Gratulation für einen denkwürdigen Sieg am längsten und wohl heißesten Tag des Sommers. Unter extremen Bedingungen sorgte Jan Frodeno beim Ironman European Championship in Frankfurt einmal mehr für einen beeindruckenden Erfolg. Jan konnte die Ironman-Europameisterschaft in der Main-Metropole nach den Jahren 2015 und 2018 bereits zum dritten Mal für sich entscheiden. In einem dramatischen Rennen bezwang er die Hitze von Frankfurt in 7:56:02 Stunden vor Sebastian Kienle und Franz Löschke als Erster. Damit unterstrich der zweimalige Ironman-Weltmeister seine Ambitionen auf einen erneuten WM-Triumph im Oktober auf Hawaii.

Ironman Frankfurt Jan Frodeno 2019 Ryzon

The race

Um 6:25 Uhr starteten die Athleten die Ironman-EM mit dem 3,8 Kilometer langen Schwimmabschnitt. Gleich von Beginn ging Jan das Rennen im 25 Grad warmen Wasser von vorne an und konnte sich leicht von der Konkurrenz absetzen. Nach 47 Minuten kam er folgerichtig als erster aus dem Wasser und machte sich als Führender auf die 180 Kilometer lange Radstrecke. Sein stärkster Kontrahent an diesem Tag, Sebastian Kienle, folgte ihm mit schmerzverzerrtem Gesicht. Grund war eine Glasscherbe, die er sich in Wechselzone 1 in die Ferse gelaufen hatte. Auch bei Jan sorgte eine heikle Szene auf dem Rad für einen Schockmoment. Durch einen Verbremser, ausgelöst durch eine Irritation durch das Führungsmotorrad, landete der Titelverteidiger des letzten Jahres kurzzeitig abseits der Strecke und verlor seine Verpflegung. „Das Führungsmotorrad war plötzlich vor mir auf der Ideallinie, wodurch ich mich verbremst habe und hinten leicht ins Schleudern geraten bin.
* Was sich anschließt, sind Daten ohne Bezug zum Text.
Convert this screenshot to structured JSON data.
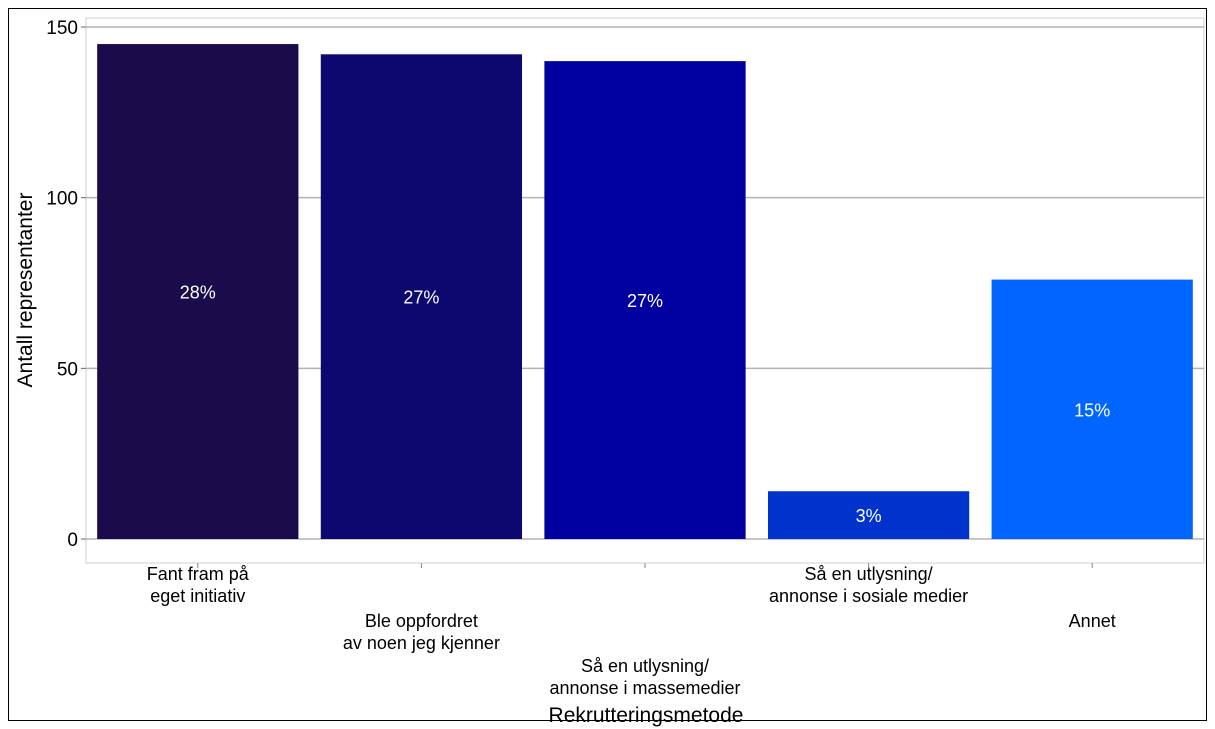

Da hatte ich eine Menge Glück“, war er nach Rennende sichtlich erleichtert. Nachdem Kienle trotz seiner Verletzung auf ihn aufschließen konnte fuhren beide gleichzeitig in Wechselzone 2 ein, wo sich Kienle zunächst die Scherbe entfernen lassen musste. Nachdem Jan sich fairerweise nach seinem Kontrahenten erkundigt hatte, ging es für ihn auf die 42,195 Marathon-Kilometer. Obwohl Kienle zwischenzeitlich noch einmal aufschließen konnte, setzte er sich hier final ab und kam als erster ins Ziel bei der Hitzeschlacht von Frankfurt.
 

An overwhelmed winner

Die Strapazen des extremen Rennens waren Jan am Zielbereich sichtlich anzumerken. Dennoch war er überglücklich über die gelungene Generalprobe für Hawaii: „Da ist heute so viel passiert, so viel Drama. Ich glaube, dass war eines meiner schönsten Rennen heute, auch wenn es jetzt gerade mit das Ätzenste ist. That’s racing.“ Mit dieser Leistung unter Extrembedingungen demonstrierte Jan seine Stärke und zeigte, dass in Kona mit ihm zu rechnen sein wird. Er selbst übte sich jedoch in Zurückhaltung in Hinblick auf Hawaii: „Ehrlich gesagt, habe ich mich in der Hitze noch ziemlich gebrechlich gefühlt. Da ist noch Luft nach oben bis Kona.“ Bevor es am 12. Oktober zum Showdown beim prestigeträchtigen Ironman auf Hawaii kommt, wird er zuvor bei dem Ironman 70.3 Gdynia starten. Zunächst heißt es sich jedoch erst einmal zu regenerieren – um die nächsten großen Aufgaben mit einem kühlen Kopf angehen zu können.